• Pl chevron_right

      Christian Hergert: Translating French

      news.movim.eu / PlanetGnome • 9:50 • 1 minute

    I have been spending more time learning French lately, and as often happens, that turned into a small side project. liblingua is not intended to be a big mainstream translation platform. It is a fun GLib/GObject library for experimenting with local machine translation from applications.

    The library uses Bergamot from Mozilla for the translation backend. Instead of sending text to a web service, liblingua resolves the language pair you ask for, downloads the required language model into the local user cache, and then performs translation locally.
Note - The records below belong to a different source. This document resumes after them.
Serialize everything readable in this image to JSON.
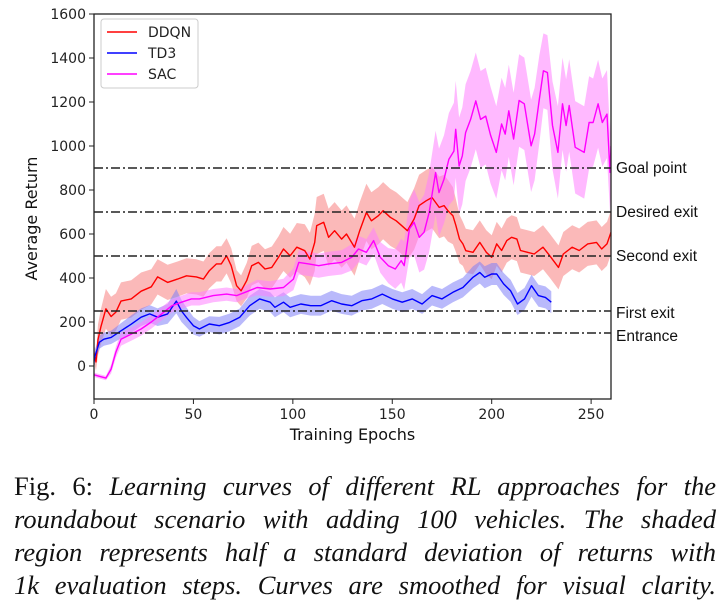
{
  "chart_data": {
    "type": "line",
    "title": "",
    "xlabel": "Training Epochs",
    "ylabel": "Average Return",
    "xlim": [
      0,
      260
    ],
    "ylim": [
      -150,
      1600
    ],
    "xticks": [
      0,
      50,
      100,
      150,
      200,
      250
    ],
    "yticks": [
      0,
      200,
      400,
      600,
      800,
      1000,
      1200,
      1400,
      1600
    ],
    "grid": false,
    "legend": {
      "placement": "top-left",
      "entries": [
        "DDQN",
        "TD3",
        "SAC"
      ]
    },
    "reference_lines": [
      {
        "label": "Goal point",
        "y": 900
      },
      {
        "label": "Desired exit",
        "y": 700
      },
      {
        "label": "Second exit",
        "y": 500
      },
      {
        "label": "First exit",
        "y": 250
      },
      {
        "label": "Entrance",
        "y": 150
      }
    ],
    "series": [
      {
        "name": "DDQN",
        "color": "#ff0000",
        "band_color": "#f88080",
        "x": [
          0,
          1,
          2,
          3.5,
          6,
          8.6,
          11,
          13.6,
          18.7,
          23.7,
          28.8,
          32,
          37,
          42,
          46.5,
          51.5,
          55,
          58,
          61.6,
          64,
          66.7,
          69,
          71.7,
          74,
          76.8,
          79.3,
          82.7,
          86,
          89.4,
          92.8,
          95.3,
          98.6,
          102,
          106,
          108.6,
          111,
          112,
          115.5,
          118,
          121,
          124.5,
          127,
          131,
          133.6,
          137,
          139.5,
          143,
          145.4,
          149,
          152,
          154.5,
          157.6,
          161,
          163.5,
          167,
          170,
          173.6,
          176,
          178,
          180.5,
          182,
          183.8,
          185.5,
          187,
          190.6,
          194,
          197.3,
          200,
          202.5,
          205,
          207.6,
          210,
          212.7,
          214.5,
          218,
          221.4,
          225.8,
          229.2,
          233.6,
          236,
          240.5,
          244,
          248.3,
          252.7,
          255.3,
          258,
          260
        ],
        "y": [
          60,
          18,
          120,
          180,
          260,
          225,
          245,
          295,
          305,
          340,
          360,
          405,
          380,
          395,
          410,
          405,
          395,
          433,
          464,
          464,
          501,
          456,
          365,
          342,
          388,
          456,
          471,
          441,
          448,
          494,
          532,
          501,
          540,
          524,
          486,
          562,
          638,
          653,
          585,
          615,
          577,
          600,
          540,
          615,
          698,
          660,
          683,
          706,
          676,
          660,
          640,
          615,
          668,
          729,
          751,
          766,
          721,
          729,
          706,
          683,
          638,
          577,
          555,
          524,
          517,
          562,
          517,
          494,
          555,
          525,
          570,
          585,
          577,
          525,
          517,
          509,
          540,
          501,
          448,
          509,
          540,
          525,
          555,
          562,
          532,
          555,
          608
        ],
        "band": [
          40,
          40,
          70,
          80,
          90,
          90,
          85,
          85,
          85,
          85,
          80,
          80,
          80,
          80,
          80,
          80,
          80,
          80,
          80,
          80,
          80,
          80,
          70,
          70,
          80,
          90,
          90,
          90,
          95,
          95,
          100,
          100,
          110,
          120,
          120,
          130,
          130,
          130,
          130,
          130,
          130,
          130,
          130,
          130,
          130,
          130,
          130,
          130,
          130,
          130,
          130,
          130,
          140,
          140,
          140,
          140,
          140,
          140,
          140,
          130,
          120,
          110,
          100,
          100,
          100,
          100,
          100,
          100,
          100,
          100,
          100,
          100,
          100,
          100,
          100,
          100,
          100,
          100,
          100,
          100,
          100,
          100,
          100,
          100,
          100,
          100,
          100
        ]
      },
      {
        "name": "TD3",
        "color": "#0000ff",
        "band_color": "#8080f8",
        "x": [
          0,
          0.5,
          2.7,
          5,
          8.6,
          13.6,
          18.7,
          23.7,
          28,
          32,
          37,
          41.4,
          44,
          46.5,
          50,
          53,
          58,
          63,
          68.2,
          73.2,
          78.3,
          83.3,
          88.6,
          91,
          95.3,
          98.6,
          104,
          109,
          114,
          119.5,
          124.5,
          129.6,
          134.7,
          139.7,
          145,
          150,
          155,
          160,
          165,
          170,
          175,
          180.5,
          185.5,
          190.6,
          194,
          196.5,
          200,
          202.5,
          206,
          209.5,
          213,
          216.5,
          220,
          223.5,
          227,
          230
        ],
        "y": [
          20,
          45,
          108,
          122,
          130,
          160,
          190,
          222,
          237,
          222,
          237,
          295,
          250,
          221,
          183,
          168,
          191,
          183,
          198,
          221,
          274,
          305,
          290,
          267,
          290,
          267,
          282,
          274,
          274,
          297,
          282,
          274,
          297,
          305,
          327,
          305,
          290,
          305,
          282,
          320,
          305,
          335,
          357,
          403,
          425,
          403,
          418,
          418,
          373,
          342,
          282,
          305,
          365,
          320,
          312,
          290
        ],
        "band": [
          30,
          30,
          30,
          30,
          30,
          35,
          40,
          40,
          40,
          40,
          45,
          55,
          50,
          45,
          40,
          35,
          35,
          40,
          40,
          40,
          45,
          45,
          45,
          45,
          45,
          45,
          45,
          45,
          45,
          45,
          45,
          45,
          45,
          45,
          45,
          45,
          45,
          45,
          45,
          45,
          45,
          45,
          45,
          50,
          50,
          50,
          50,
          50,
          50,
          50,
          50,
          50,
          50,
          50,
          50,
          50
        ]
      },
      {
        "name": "SAC",
        "color": "#ff00ff",
        "band_color": "#ff80ff",
        "x": [
          0,
          2,
          6,
          8.6,
          11,
          13.6,
          18.7,
          23.7,
          28.8,
          34,
          39,
          44,
          49,
          53,
          60,
          66.7,
          71.7,
          76,
          82,
          88.6,
          95.3,
          100.3,
          103,
          108,
          113,
          118,
          124.5,
          129.6,
          133,
          137,
          140.6,
          144,
          148,
          151.5,
          154.5,
          156,
          158.6,
          161,
          163.6,
          166,
          168.5,
          171.8,
          173.5,
          176,
          178.5,
          181,
          181.9,
          183.6,
          185.2,
          186.9,
          189.4,
          192,
          194.4,
          197,
          199.4,
          202.3,
          205,
          206.8,
          208.6,
          211,
          213.8,
          216.4,
          219.8,
          221.6,
          224,
          226,
          228,
          230.6,
          233.3,
          235.6,
          237.4,
          239,
          242,
          246.5,
          249,
          251,
          253.5,
          255.6,
          258,
          259.5,
          260
        ],
        "y": [
          -40,
          -45,
          -55,
          -14,
          63,
          122,
          145,
          168,
          200,
          237,
          273,
          290,
          305,
          305,
          320,
          327,
          320,
          335,
          357,
          350,
          357,
          395,
          471,
          464,
          456,
          464,
          471,
          494,
          532,
          517,
          570,
          494,
          456,
          441,
          479,
          456,
          623,
          653,
          585,
          608,
          697,
          879,
          788,
          849,
          940,
          977,
          1076,
          909,
          955,
          1061,
          1121,
          1205,
          1121,
          1136,
          1050,
          971,
          1100,
          1054,
          1160,
          1032,
          1207,
          1192,
          1001,
          1054,
          1214,
          1342,
          1334,
          1093,
          971,
          1192,
          1093,
          1184,
          994,
          971,
          1107,
          1107,
          1192,
          1107,
          1145,
          880,
          1000
        ],
        "band": [
          10,
          10,
          10,
          20,
          25,
          30,
          30,
          30,
          30,
          30,
          30,
          30,
          30,
          30,
          30,
          30,
          30,
          30,
          35,
          35,
          40,
          50,
          55,
          55,
          55,
          55,
          55,
          60,
          60,
          60,
          60,
          70,
          80,
          90,
          100,
          110,
          130,
          150,
          160,
          170,
          180,
          190,
          200,
          200,
          210,
          220,
          220,
          220,
          220,
          220,
          220,
          220,
          220,
          220,
          220,
          210,
          210,
          210,
          210,
          210,
          210,
          210,
          210,
          210,
          200,
          170,
          170,
          200,
          210,
          210,
          210,
          210,
          210,
          210,
          210,
          200,
          200,
          200,
          200,
          180,
          180
        ]
      }
    ]
  },
  "caption": {
    "prefix": "Fig. 6:",
    "lines": [
      "Learning curves of different RL approaches for the",
      "roundabout scenario with adding 100 vehicles. The shaded",
      "region represents half a standard deviation of returns with",
      "1k evaluation steps. Curves are smoothed for visual clarity."
    ]
  }
}
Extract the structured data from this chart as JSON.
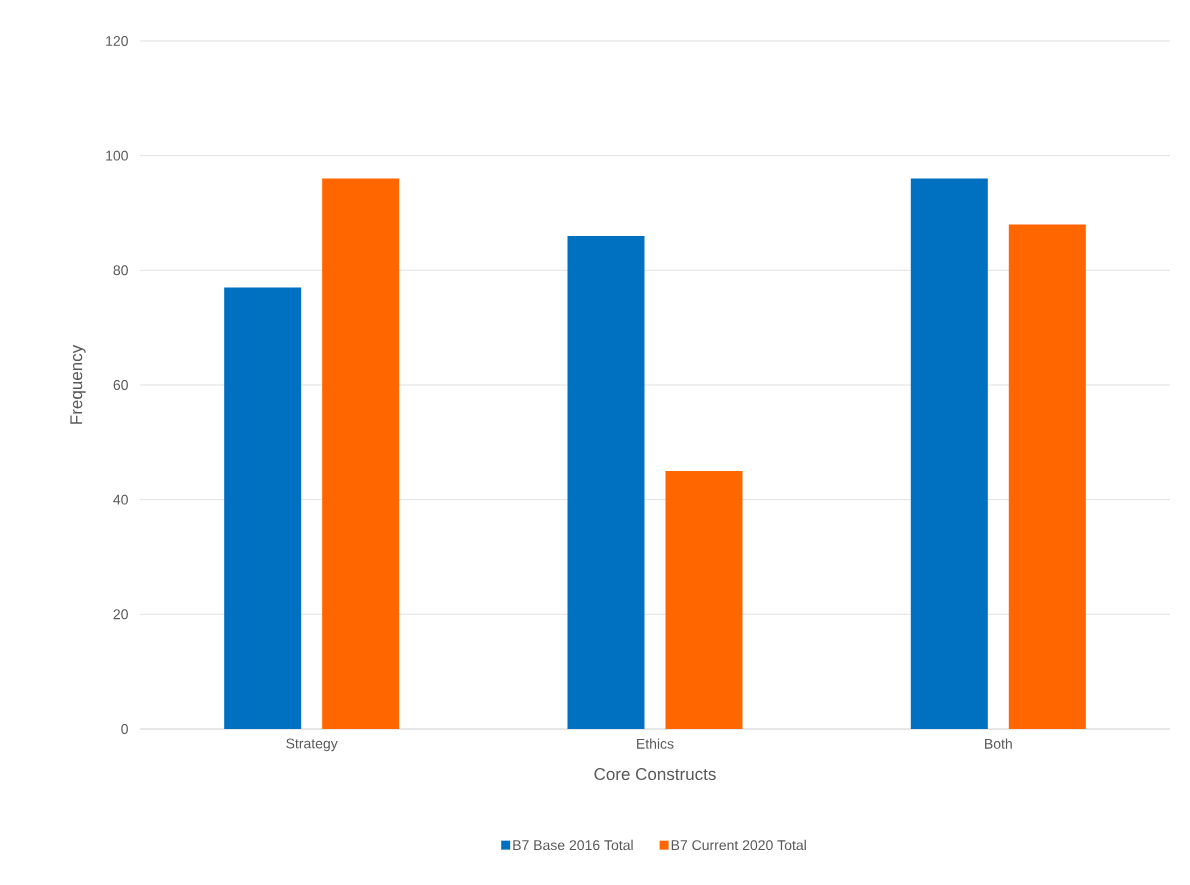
{
  "chart_data": {
    "type": "bar",
    "xlabel": "Core Constructs",
    "ylabel": "Frequency",
    "categories": [
      "Strategy",
      "Ethics",
      "Both"
    ],
    "series": [
      {
        "name": "B7 Base 2016 Total",
        "color": "#0070c0",
        "values": [
          77,
          86,
          96
        ]
      },
      {
        "name": "B7 Current 2020 Total",
        "color": "#ff6600",
        "values": [
          96,
          45,
          88
        ]
      }
    ],
    "ylim": [
      0,
      120
    ],
    "yticks": [
      0,
      20,
      40,
      60,
      80,
      100,
      120
    ],
    "grid": "y",
    "legend": "bottom"
  }
}
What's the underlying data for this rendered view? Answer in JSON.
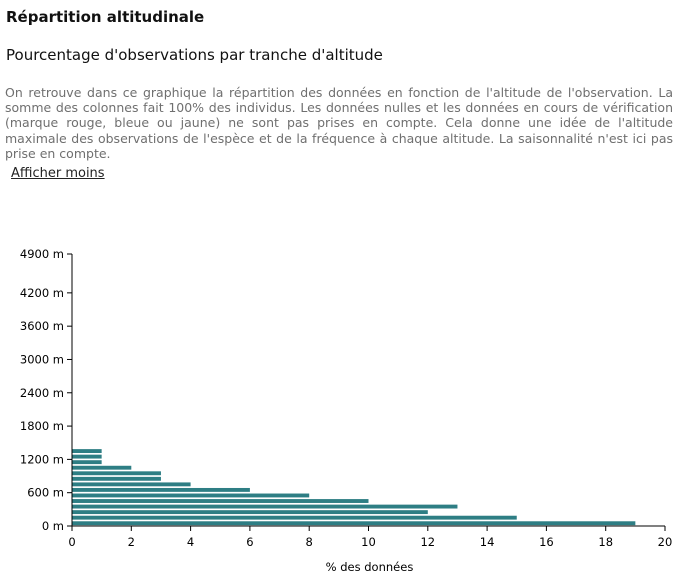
{
  "page": {
    "title": "Répartition altitudinale",
    "subtitle": "Pourcentage d'observations par tranche d'altitude",
    "description": "On retrouve dans ce graphique la répartition des données en fonction de l'altitude de l'observation. La somme des colonnes fait 100% des individus. Les données nulles et les données en cours de vérification (marque rouge, bleue ou jaune) ne sont pas prises en compte. Cela donne une idée de l'altitude maximale des observations de l'espèce et de la fréquence à chaque altitude. La saisonnalité n'est ici pas prise en compte.",
    "toggle_label": "Afficher moins"
  },
  "chart_data": {
    "type": "bar",
    "orientation": "horizontal",
    "bar_color": "#2e7e84",
    "xlabel": "% des données",
    "ylabel": "",
    "xlim": [
      0,
      20
    ],
    "x_ticks": [
      0,
      2,
      4,
      6,
      8,
      10,
      12,
      14,
      16,
      18,
      20
    ],
    "ylim": [
      0,
      4900
    ],
    "y_ticks": [
      0,
      600,
      1200,
      1800,
      2400,
      3000,
      3600,
      4200,
      4900
    ],
    "y_tick_labels": [
      "0 m",
      "600 m",
      "1200 m",
      "1800 m",
      "2400 m",
      "3000 m",
      "3600 m",
      "4200 m",
      "4900 m"
    ],
    "grid": false,
    "categories": [
      "0 m",
      "100 m",
      "200 m",
      "300 m",
      "400 m",
      "500 m",
      "600 m",
      "700 m",
      "800 m",
      "900 m",
      "1000 m",
      "1100 m",
      "1200 m",
      "1300 m"
    ],
    "values": [
      19,
      15,
      12,
      13,
      10,
      8,
      6,
      4,
      3,
      3,
      2,
      1,
      1,
      1
    ]
  }
}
    The high-level API is built around a few small objects: LinguaRegistry discovers available translation profiles, LinguaProfile represents a model that can be loaded or downloaded, LinguaProgress reports download progress, and LinguaTranslator performs the translation.

    All potentially blocking work is exposed as DexFuture , so it fits naturally into libdex based applications. If you are already using fibers, the code can stay linear and easy to read with dex_await_object() .

    A Small Example

    Here is the basic shape of translating French into English:

    #include <liblingua.h>
    
    static void
    translate_example (void)
    {
      g_autoptr(LinguaProgress) progress = lingua_progress_new ();
      g_autoptr(LinguaRegistry) registry = NULL;
      g_autoptr(LinguaProfile) profile = NULL;
      g_autoptr(LinguaTranslator) translator = NULL;
      g_autoptr(LinguaTranslation) result = NULL;
      g_autoptr(GListModel) profiles = NULL;
      g_autoptr(GError) error = NULL;
    
      if ((registry = dex_await_object (lingua_registry_new (), &error)) &&
          (profiles = lingua_registry_resolve (registry, "fr", "en")) &&
          (profile = g_list_model_get_item (profiles, 0)) &&
          (translator = dex_await_object (lingua_profile_load (profile, progress), &error)) &&
          (result = dex_await_object (lingua_translator_translate (translator, "Bonjour"), &error)))
        g_print ("%s\n", lingua_translation_get_translation (result));
      else
        g_printerr ("Error: %s\n", error->message);
    }
    

    The first time a model is needed, loading the profile may download it. After that, the model is reused from the local cache. That makes liblingua useful for little tools, demos, and desktop experiments where local translation is preferable to wiring everything through a remote service.

    In the future this is probably the type of thing we would want as a desktop service to avoid duplicating caches amongst Flatpak applications. It would also be extremely useful to do live translation in Camera and Image Preview apps. I played a bit with that using Tesseract for OCR and it worked better than expected.